Top Chinese Securities Regulator Steps Down

China’s top securities regulator was forced to bow out of his role on Saturday.

The regulator, Xiao Gang, has presided over the dramatic boom and bust of the Chinese stock market since his appointment in 2013. After months of market turbulence--with the market losing 43% of its value at one point during the summer--Xiao’s ouster is a signal designed to restore some confidence in the Chinese economy.

State news organization Xinhua announced Xiao’s removal as “according to decisions made by the Communist Party of China Central Committee and the State Council.” Liu Shiyu, a chairman of the Agricultural Bank of China, succeeds him.

Here’s what happened with China’s market meltdown:

Xiao has been criticized for his handling at almost every step of China’s wildly swinging markets--for allowing a speculative bubble to form in the first half of the year that peaked with Shanghai stocks at 150% of their value over the last year, for not handling the August crash better, and for causing even more investor confusion in the new year by experimenting with market circuit breakers.

In January, the Chinese securities regulator introduced a circuit breaker system that would halt trading when stocks fell a certain percentage--an intervention modeled after a much looser one in the S&P 500 index that is designed to limit volatility.

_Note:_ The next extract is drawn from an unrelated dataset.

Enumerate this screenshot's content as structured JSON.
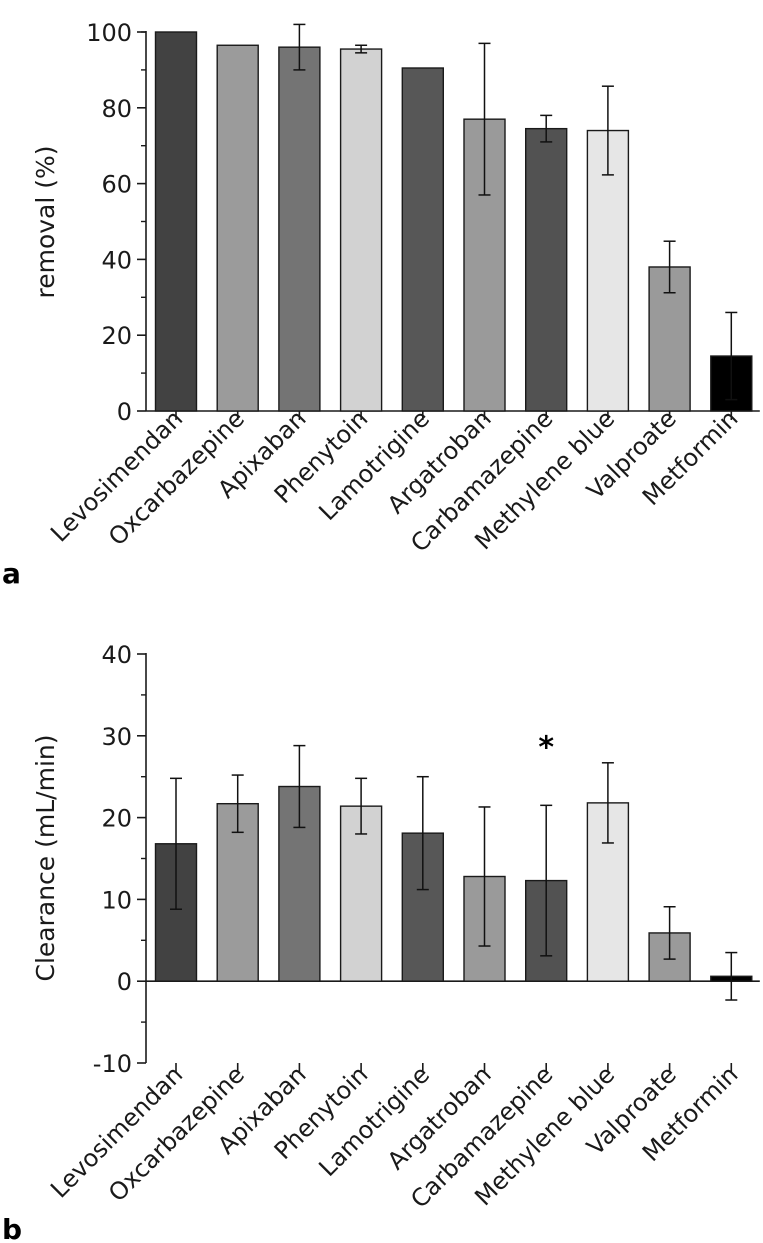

But the breakers apparently had the opposite effect, sparking a massive sell-off that caused trading to halt only 29 minutes into the day. Party officials and investors blamed Xiao almost entirely for the volatility, The Wall Street Journal reported. According to the Journal, Xiao had been such an advocate for a circuit breaker system that the Chinese media had dubbed him “Mr. Circuit Breaker.”

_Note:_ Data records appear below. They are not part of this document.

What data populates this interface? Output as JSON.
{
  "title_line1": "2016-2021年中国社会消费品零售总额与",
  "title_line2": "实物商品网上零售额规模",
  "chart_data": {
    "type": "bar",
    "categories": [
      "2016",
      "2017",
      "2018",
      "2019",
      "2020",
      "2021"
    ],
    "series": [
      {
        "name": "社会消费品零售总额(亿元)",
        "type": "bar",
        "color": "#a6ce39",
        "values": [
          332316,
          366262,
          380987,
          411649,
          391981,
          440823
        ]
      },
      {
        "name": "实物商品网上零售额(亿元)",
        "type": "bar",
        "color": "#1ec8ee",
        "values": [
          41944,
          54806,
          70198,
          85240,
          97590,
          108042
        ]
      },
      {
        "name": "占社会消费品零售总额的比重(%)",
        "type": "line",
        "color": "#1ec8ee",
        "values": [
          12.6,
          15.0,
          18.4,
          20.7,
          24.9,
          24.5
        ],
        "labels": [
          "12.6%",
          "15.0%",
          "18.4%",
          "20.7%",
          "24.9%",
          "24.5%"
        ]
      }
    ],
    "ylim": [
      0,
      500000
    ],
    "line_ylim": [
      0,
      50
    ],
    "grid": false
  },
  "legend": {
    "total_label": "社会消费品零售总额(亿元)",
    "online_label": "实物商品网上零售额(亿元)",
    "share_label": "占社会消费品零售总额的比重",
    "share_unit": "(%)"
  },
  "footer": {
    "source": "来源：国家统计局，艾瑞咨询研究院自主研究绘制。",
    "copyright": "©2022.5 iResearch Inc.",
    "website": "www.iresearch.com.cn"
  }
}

The wild swings of the Chinese markets, in tandem with slowing Chinese growth and the devaluation of the yuan, has given many investors cold feet. Hedge fund manager Kyle Bass, for example, has turned his firm’s focus to shorting Asian currencies, writing in a letter to investors earlier this month: "The unwavering faith that the Chinese will somehow be able to successfully avoid anything more severe than a moderate economic slowdown by continuing to rely on the perpetual expansion of credit reminds us of the belief in 2006 that U.S. home prices would never decline.” Other hedge funds, including Soros Fund Management, are shorting Asian currencies in a bet against China’s economic health as well.